Names Default To Here( 1 );
// open original data set
dt = Open( "$SAMPLE_DATA/Time Series/CO2.jmp" );
// delete about 25 random rows
For( i = 1, i <= 25, i++,
x = Random Integer( 161 );
dt:co2[x] = .;
// at this point you just have a data with missing values.
// add a column for time - if you have one you do not need it.
dt << New Column( "t" );
For Each Row( :t = Row() );
// here is where you start
// subset the original table and delete the rows with missing values.
dtSub = dt << Subset( All rows, columns( :CO2, :t ) );
dtSub << delete rows( dtSub << get rows where( Is Missing( :co2 ) ) );
// introduce the duration column
dtSub << New Column( "Duration" );
For Each Row( :Duration = Lag( :t, -1 ) - :t );
// introduce the change in co2 from row to row.
dtSub << New Column( "co2 change" );
For Each Row( :Name( "co2 change" ) = Lag( :Name( "co2" ), -1 ) - :Name( "co2" ) );
// update the duration and difference to the original table;
dt << update( with( dtSub ), Match Columns( :t = :t ) );
// close the subset table
Close( dtSub, no save );
// fill the missing rows - need for the next step
For Each Row( :Duration = If( Is Missing( :Duration ), Lag( :Duration, 1 ), :Duration ) );
For Each Row( :Name( "co2 change" ) = If( Is Missing( :Name( "co2 change" ) ), Lag( :Name( "co2 change" ), 1 ), :Name( "co2 change" ) ) );
// now you can fill in the missing values with a formula into a new column or in to the existing one
dt << New Column( "co2 full" );
For Each Row(
:Name( "co2 full" ) = If(
Row() == 1, :CO2,
:Duration == 1, :CO2,
:Duration > 1, Lag( :Name( "co2 full" ), 1 ) + (:Name( "co2 change" ) / :Duration)
Regarding Ron's suggestion above, I just wanted to pint out that 'RandomIndex()' will remove the uncertainty about how many values have been decimated. So the first few lines become:
dt = Open( "$SAMPLE_DATA/Time Series/CO2.jmp" );
// Set n CO2 values to missing
n = 25;
dt:CO2[RandomIndex(NRows(dt), n)] = .;
Regarding the method in general, then please see also: https://community.jmp.com/message/217292#217292
The simplest solution might be to use the Fit-Y-By-X platform if the missing data is occasional. If you put you time column as X (needs to be numeric continuous) and the weather variables as Y. You can then fit a spline from the hotspot menu (you will need to experiment with the value of Change Lambda to use).

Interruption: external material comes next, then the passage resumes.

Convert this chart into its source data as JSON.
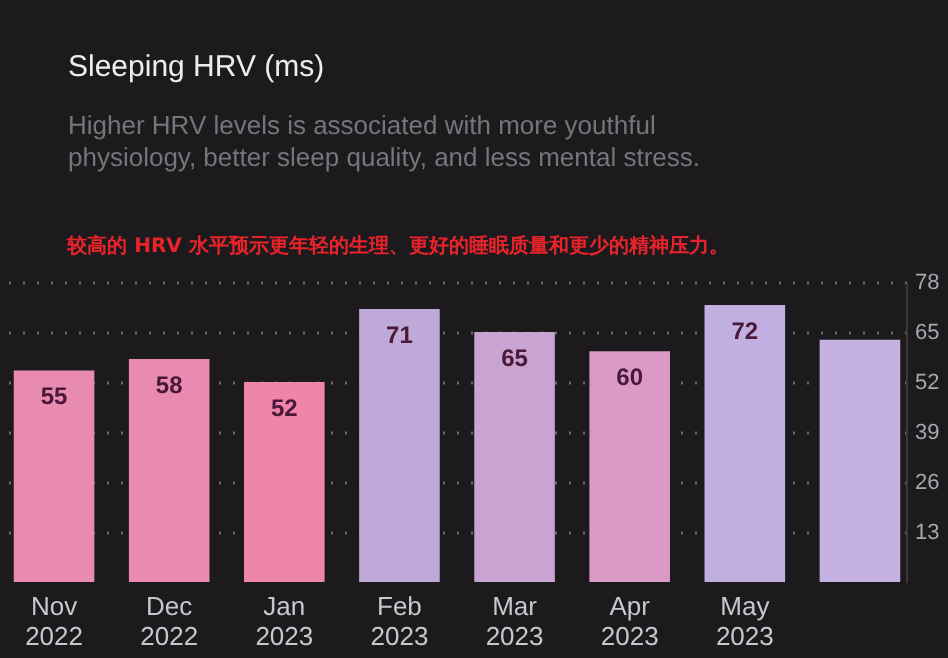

From the spline hotspot pick save predicted. These new columns will have the missing values filled in which you can do you calculations on (or you could do a bit of scripting to use the new value only where the originals are missing). Since weather data is often a gradual change this should give reasonable imputation.
Just because you can do something doesn't mean you should!
It's still unclear exactly what information you wish to make from your data, but if you perform any inference (hypothesis testing, confidence intervals, etc.) on the data with the single imputations, you should be aware that you have biased all the variances of the parameter estimates towards zero, affecting the quality of any inferences subsequently performed on the data.
Perhaps no inference will ever be done on these data and it's not an issue for you. In that case, impute however you wish.
A lot of the comments seem to have ignored that you have time series data. Presuming your data exhibits autocorrelation you can use the JSL function INTERPOLATE. Or SPLINE SMOOTH if you need nonlinear interpolation.